Anecdotes Beat Data
Bezos: I have a saying — when the data and the anecdotes disagree, the anecdotes are usually right. It's usually not that the data is being miscollected. It's usually that you're not measuring the right thing.
If you have a bunch of customers complaining about something and at the same time your metrics look like they shouldn't be complaining — doubt the metrics.
When the data and the anecdotes disagree, the anecdotes are usually right. You're measuring the wrong thing.
The Phone Call
Bezos: We had metrics that showed customers were waiting less than 60 seconds when they called our 1-800 number. But we had a lot of complaints that it was longer. Anecdotally it seemed longer — I would call customer service myself.
One day we're in a meeting. We get to this metric in the deck. The guy who leads customer service is defending the metric. I said — OK, let's call. I picked up the phone, dialed the 1-800 number, and we waited in silence. It was over 10 minutes.
I said — OK, let's call. We waited in silence. It was over 10 minutes.

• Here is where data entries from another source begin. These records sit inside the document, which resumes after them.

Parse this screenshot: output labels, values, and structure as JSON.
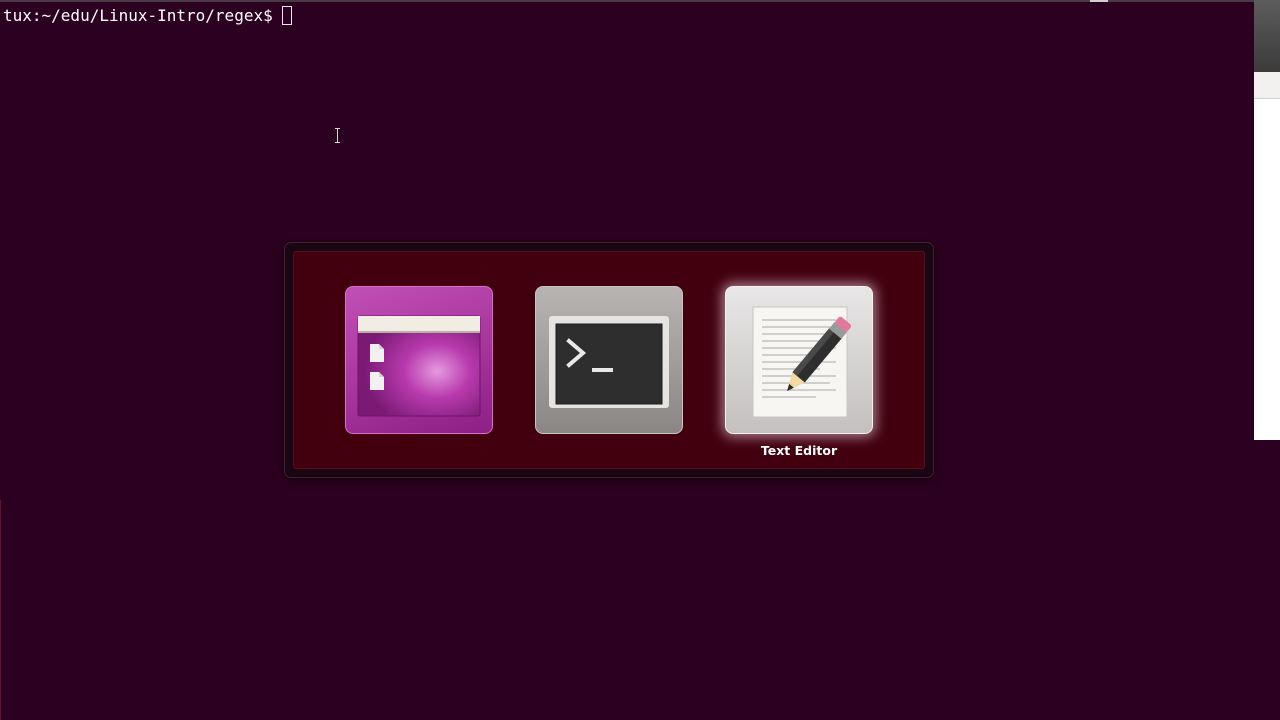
{
  "terminal": {
    "prompt": "tux:~/edu/Linux-Intro/regex$"
  },
  "switcher": {
    "apps": [
      {
        "name": "files-icon",
        "label": "",
        "selected": false
      },
      {
        "name": "terminal-icon",
        "label": "",
        "selected": false
      },
      {
        "name": "text-editor-icon",
        "label": "Text Editor",
        "selected": true
      }
    ]
  },
  "colors": {
    "desktop_bg": "#2c0020",
    "switcher_bg": "#42000e",
    "files_tile": "#b040a6",
    "terminal_tile": "#a09c9a",
    "editor_tile": "#dcdada"
  }
}
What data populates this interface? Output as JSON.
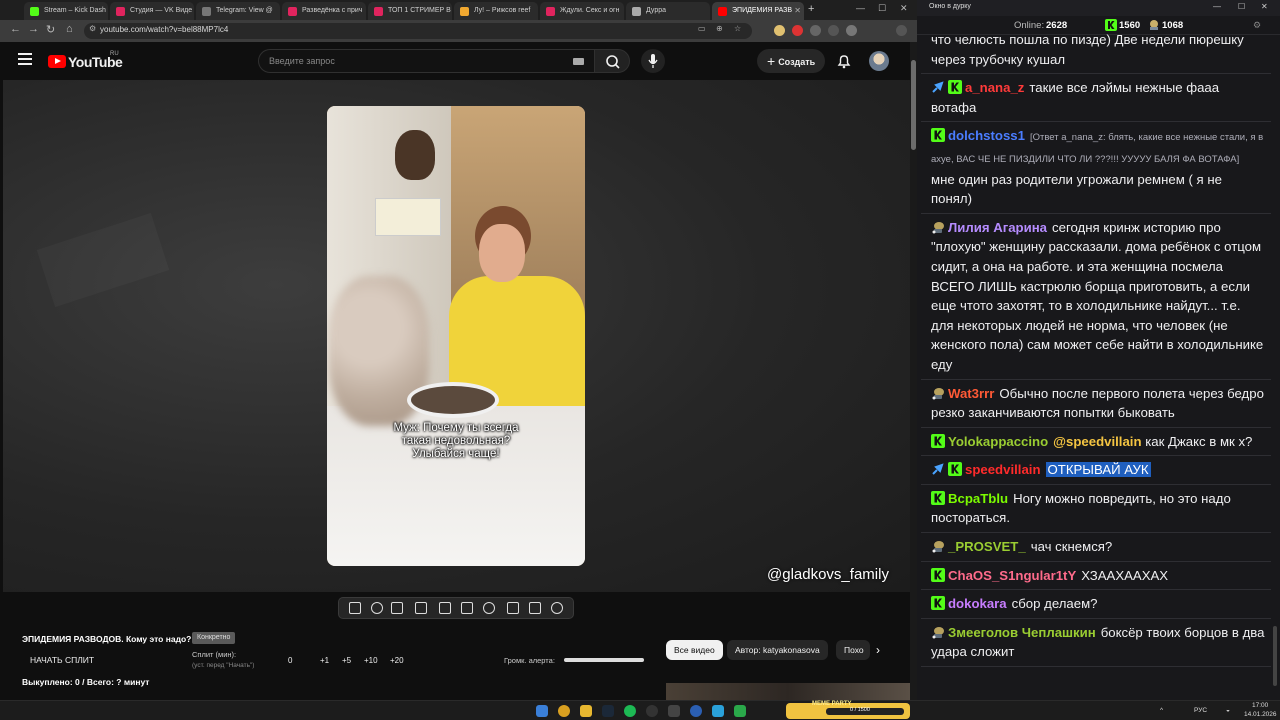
{
  "browser": {
    "tabs": [
      {
        "label": "Stream – Kick Dash",
        "color": "#53fc18"
      },
      {
        "label": "Студия — VK Виде",
        "color": "#e0245e"
      },
      {
        "label": "Telegram: View @",
        "color": "#777777"
      },
      {
        "label": "Разведёнка с прич",
        "color": "#e0245e"
      },
      {
        "label": "ТОП 1 СТРИМЕР В",
        "color": "#e0245e"
      },
      {
        "label": "Лу! – Рижсов reef",
        "color": "#f0a830"
      },
      {
        "label": "Ждули. Секс и огн",
        "color": "#e0245e"
      },
      {
        "label": "Дурра",
        "color": "#aaaaaa"
      },
      {
        "label": "ЭПИДЕМИЯ РАЗВ",
        "color": "#ff0000"
      }
    ],
    "url": "youtube.com/watch?v=bel88MP7lc4"
  },
  "youtube": {
    "logo": "YouTube",
    "region": "RU",
    "search_placeholder": "Введите запрос",
    "create_label": "Создать"
  },
  "video": {
    "caption_line1": "Муж: Почему ты всегда",
    "caption_line2": "такая недовольная?",
    "caption_line3": "Улыбайся чаще!",
    "watermark": "@gladkovs_family"
  },
  "split": {
    "title": "ЭПИДЕМИЯ РАЗВОДОВ. Кому это надо?",
    "tag": "Конкретно",
    "start_button": "НАЧАТЬ СПЛИТ",
    "min_label": "Сплит (мин):",
    "min_hint": "(уст. перед \"Начать\")",
    "values": [
      "0",
      "+1",
      "+5",
      "+10",
      "+20"
    ],
    "alert_label": "Громк. алерта:",
    "status": "Выкуплено: 0 / Всего: ? минут"
  },
  "chips": {
    "all": "Все видео",
    "author": "Автор: katyakonasova",
    "similar": "Похо"
  },
  "chat": {
    "window_title": "Окно в дурку",
    "online_label": "Online:",
    "online": "2628",
    "kick_count": "1560",
    "vk_count": "1068",
    "messages": [
      {
        "user": "",
        "color": "#efeff1",
        "text": "что челюсть пошла по пизде) Две недели пюрешку через трубочку кушал",
        "badges": []
      },
      {
        "user": "a_nana_z",
        "color": "#ff3a3a",
        "text": "такие все лэймы нежные фааа вотафа",
        "badges": [
          "pin",
          "kick"
        ]
      },
      {
        "user": "dolchstoss1",
        "color": "#4a7dff",
        "reply": "[Ответ a_nana_z: блять, какие все нежные стали, я в ахуе, ВАС ЧЕ НЕ ПИЗДИЛИ ЧТО ЛИ ???!!! УУУУУ БАЛЯ ФА ВОТАФА]",
        "text": "мне один раз родители угрожали ремнем ( я не понял)",
        "badges": [
          "kick"
        ]
      },
      {
        "user": "Лилия Агарина",
        "color": "#b68cff",
        "text": "сегодня кринж историю про \"плохую\" женщину рассказали. дома ребёнок с отцом сидит, а она на работе. и эта женщина посмела ВСЕГО ЛИШЬ кастрюлю борща приготовить, а если еще чтото захотят, то в холодильнике найдут... т.е. для некоторых людей не норма, что человек (не женского пола) сам может себе найти в холодильнике еду",
        "badges": [
          "vk"
        ]
      },
      {
        "user": "Wat3rrr",
        "color": "#ff5a36",
        "text": "Обычно после первого полета через бедро резко заканчиваются попытки быковать",
        "badges": [
          "vk"
        ]
      },
      {
        "user": "Yolokappaccino",
        "color": "#9acd32",
        "mention": "@speedvillain",
        "text": "как Джакс в мк х?",
        "badges": [
          "kick"
        ]
      },
      {
        "user": "speedvillain",
        "color": "#ff2b2b",
        "highlight": "ОТКРЫВАЙ АУК",
        "text": "",
        "badges": [
          "pin",
          "kick"
        ]
      },
      {
        "user": "BcpaTblu",
        "color": "#7cfc00",
        "text": "Ногу можно повредить, но это надо постораться.",
        "badges": [
          "kick"
        ]
      },
      {
        "user": "_PROSVET_",
        "color": "#9acd32",
        "text": "чач скнемся?",
        "badges": [
          "vk"
        ]
      },
      {
        "user": "ChaOS_S1ngular1tY",
        "color": "#ff6b8b",
        "text": "ХЗААХААХАХ",
        "badges": [
          "kick"
        ]
      },
      {
        "user": "dokokara",
        "color": "#c77dff",
        "text": "сбор делаем?",
        "badges": [
          "kick"
        ]
      },
      {
        "user": "Змееголов Чеплашкин",
        "color": "#9acd32",
        "text": "боксёр твоих борцов в два удара сложит",
        "badges": [
          "vk"
        ]
      }
    ]
  },
  "taskbar": {
    "widget_name": "MEME PARTY",
    "widget_progress": "0 / 1500",
    "lang": "РУС",
    "time": "17:00",
    "date": "14.01.2026"
  }
}
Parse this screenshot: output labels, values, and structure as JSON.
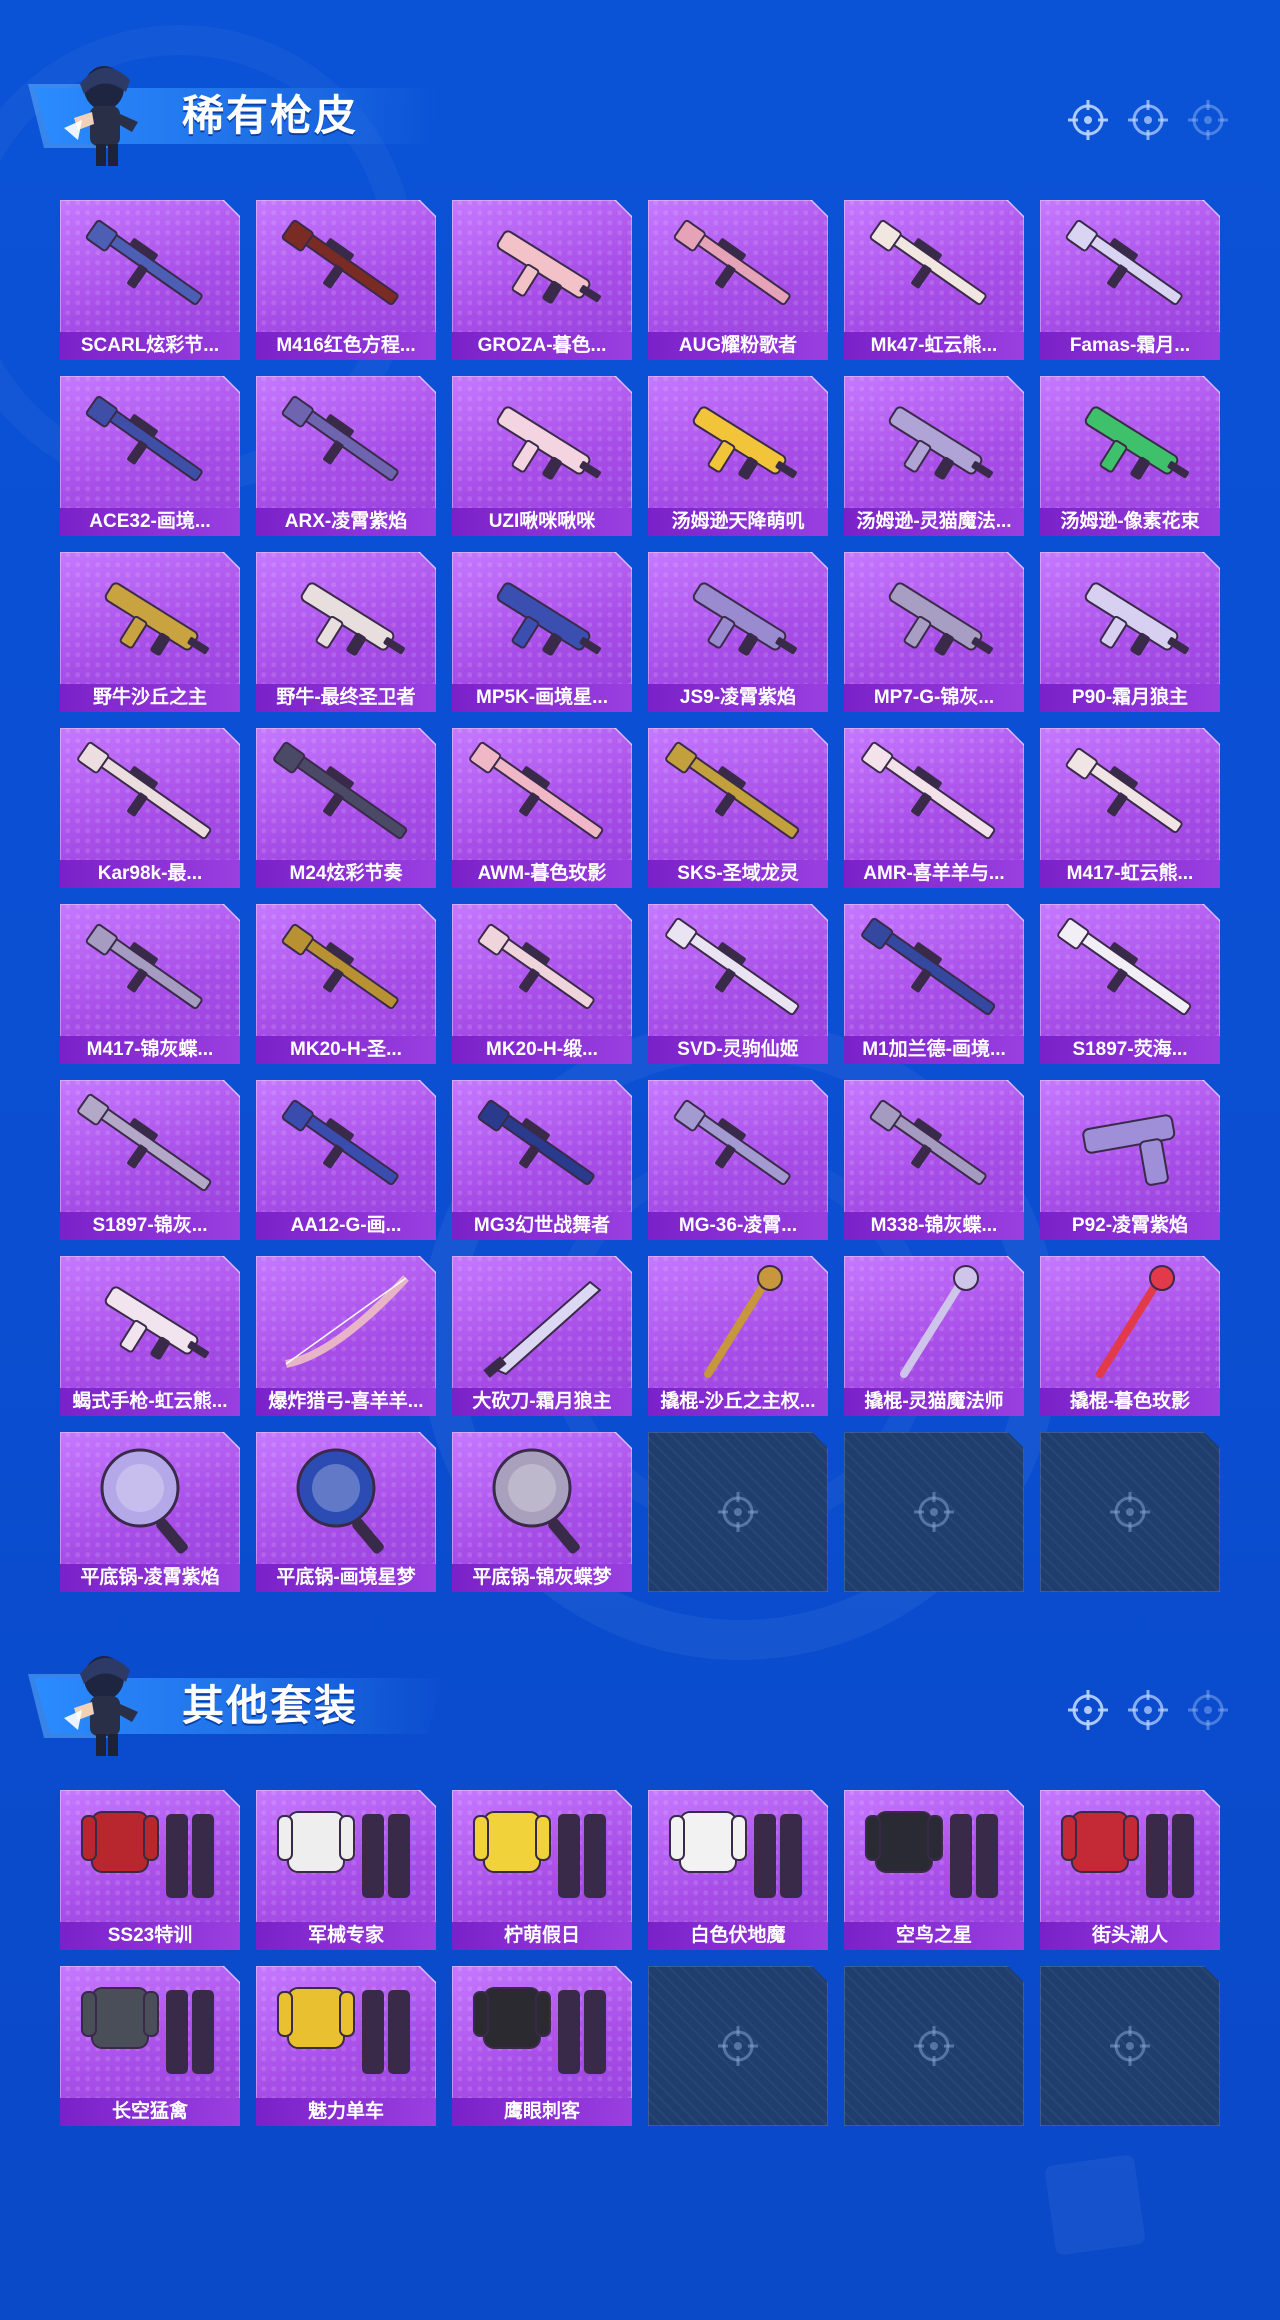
{
  "sections": [
    {
      "title": "稀有枪皮",
      "items": [
        {
          "label": "SCARL炫彩节...",
          "kind": "rifle",
          "hue": "#4c5fb5"
        },
        {
          "label": "M416红色方程...",
          "kind": "rifle",
          "hue": "#7a2b24"
        },
        {
          "label": "GROZA-暮色...",
          "kind": "smg",
          "hue": "#f2c2c8"
        },
        {
          "label": "AUG耀粉歌者",
          "kind": "rifle",
          "hue": "#e6a3b8"
        },
        {
          "label": "Mk47-虹云熊...",
          "kind": "rifle",
          "hue": "#f1e6e0"
        },
        {
          "label": "Famas-霜月...",
          "kind": "rifle",
          "hue": "#d9d4f2"
        },
        {
          "label": "ACE32-画境...",
          "kind": "rifle",
          "hue": "#3f4fa8"
        },
        {
          "label": "ARX-凌霄紫焰",
          "kind": "rifle",
          "hue": "#6e64b0"
        },
        {
          "label": "UZI啾咪啾咪",
          "kind": "smg",
          "hue": "#f4d4e0"
        },
        {
          "label": "汤姆逊天降萌叽",
          "kind": "smg",
          "hue": "#f2c43a"
        },
        {
          "label": "汤姆逊-灵猫魔法...",
          "kind": "smg",
          "hue": "#b0a4d6"
        },
        {
          "label": "汤姆逊-像素花束",
          "kind": "smg",
          "hue": "#3fc06a"
        },
        {
          "label": "野牛沙丘之主",
          "kind": "smg",
          "hue": "#c9a33f"
        },
        {
          "label": "野牛-最终圣卫者",
          "kind": "smg",
          "hue": "#e8dede"
        },
        {
          "label": "MP5K-画境星...",
          "kind": "smg",
          "hue": "#3a4fb0"
        },
        {
          "label": "JS9-凌霄紫焰",
          "kind": "smg",
          "hue": "#9a8ad0"
        },
        {
          "label": "MP7-G-锦灰...",
          "kind": "smg",
          "hue": "#a89ec4"
        },
        {
          "label": "P90-霜月狼主",
          "kind": "smg",
          "hue": "#d8d0f0"
        },
        {
          "label": "Kar98k-最...",
          "kind": "sniper",
          "hue": "#ecdede"
        },
        {
          "label": "M24炫彩节奏",
          "kind": "sniper",
          "hue": "#4a4a66"
        },
        {
          "label": "AWM-暮色玫影",
          "kind": "sniper",
          "hue": "#f0b8c6"
        },
        {
          "label": "SKS-圣域龙灵",
          "kind": "sniper",
          "hue": "#c2a03c"
        },
        {
          "label": "AMR-喜羊羊与...",
          "kind": "sniper",
          "hue": "#f4e2ea"
        },
        {
          "label": "M417-虹云熊...",
          "kind": "rifle",
          "hue": "#f0e4e4"
        },
        {
          "label": "M417-锦灰蝶...",
          "kind": "rifle",
          "hue": "#a69cc2"
        },
        {
          "label": "MK20-H-圣...",
          "kind": "rifle",
          "hue": "#b89232"
        },
        {
          "label": "MK20-H-缎...",
          "kind": "rifle",
          "hue": "#f0d4dc"
        },
        {
          "label": "SVD-灵驹仙姬",
          "kind": "sniper",
          "hue": "#eae4f2"
        },
        {
          "label": "M1加兰德-画境...",
          "kind": "sniper",
          "hue": "#3448a0"
        },
        {
          "label": "S1897-荧海...",
          "kind": "sniper",
          "hue": "#f2eef6"
        },
        {
          "label": "S1897-锦灰...",
          "kind": "sniper",
          "hue": "#b4a8c8"
        },
        {
          "label": "AA12-G-画...",
          "kind": "rifle",
          "hue": "#3a4cae"
        },
        {
          "label": "MG3幻世战舞者",
          "kind": "rifle",
          "hue": "#2a3a8c"
        },
        {
          "label": "MG-36-凌霄...",
          "kind": "rifle",
          "hue": "#a49ad2"
        },
        {
          "label": "M338-锦灰蝶...",
          "kind": "rifle",
          "hue": "#a59bc0"
        },
        {
          "label": "P92-凌霄紫焰",
          "kind": "pistol",
          "hue": "#9f8fd8"
        },
        {
          "label": "蝎式手枪-虹云熊...",
          "kind": "smg",
          "hue": "#f2e4ee"
        },
        {
          "label": "爆炸猎弓-喜羊羊...",
          "kind": "bow",
          "hue": "#e8b4c8"
        },
        {
          "label": "大砍刀-霜月狼主",
          "kind": "blade",
          "hue": "#dcd8f4"
        },
        {
          "label": "撬棍-沙丘之主权...",
          "kind": "staff",
          "hue": "#c8963c"
        },
        {
          "label": "撬棍-灵猫魔法师",
          "kind": "staff",
          "hue": "#cfc4ea"
        },
        {
          "label": "撬棍-暮色玫影",
          "kind": "staff",
          "hue": "#e23a4a"
        },
        {
          "label": "平底锅-凌霄紫焰",
          "kind": "pan",
          "hue": "#b4a8e8"
        },
        {
          "label": "平底锅-画境星梦",
          "kind": "pan",
          "hue": "#2c4cb4"
        },
        {
          "label": "平底锅-锦灰蝶梦",
          "kind": "pan",
          "hue": "#a8a0bc"
        }
      ],
      "empty_slots": 3
    },
    {
      "title": "其他套装",
      "items": [
        {
          "label": "SS23特训",
          "kind": "outfit",
          "hue": "#b8262e"
        },
        {
          "label": "军械专家",
          "kind": "outfit",
          "hue": "#eeeeee"
        },
        {
          "label": "柠萌假日",
          "kind": "outfit",
          "hue": "#f2d23a"
        },
        {
          "label": "白色伏地魔",
          "kind": "outfit",
          "hue": "#f2f2f2"
        },
        {
          "label": "空鸟之星",
          "kind": "outfit",
          "hue": "#2a2a34"
        },
        {
          "label": "街头潮人",
          "kind": "outfit",
          "hue": "#c42a36"
        },
        {
          "label": "长空猛禽",
          "kind": "outfit",
          "hue": "#4a4e58"
        },
        {
          "label": "魅力单车",
          "kind": "outfit",
          "hue": "#e8c030"
        },
        {
          "label": "鹰眼刺客",
          "kind": "outfit",
          "hue": "#2a2a30"
        }
      ],
      "empty_slots": 3
    }
  ],
  "icons": {
    "crosshair": "crosshair-icon",
    "empty_slot": "crosshair-icon"
  },
  "colors": {
    "background": "#0a52d6",
    "card": "#a84ee8",
    "label_bar": "#7a21c9",
    "empty_card": "#1f3e6e"
  }
}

Seek Truth Even When It's Uncomfortable
Bezos: It dramatically made the point that something was wrong with the data collection. We weren't measuring the right thing. That set off a whole chain of events where we started measuring it right.
That's an uncomfortable thing to do. But you have to seek truth even when it's uncomfortable. You have to get people's attention. They have to buy into it and get energized around really fixing things.
You have to seek truth even when it's uncomfortable. Get people's attention and get them energized around fixing things.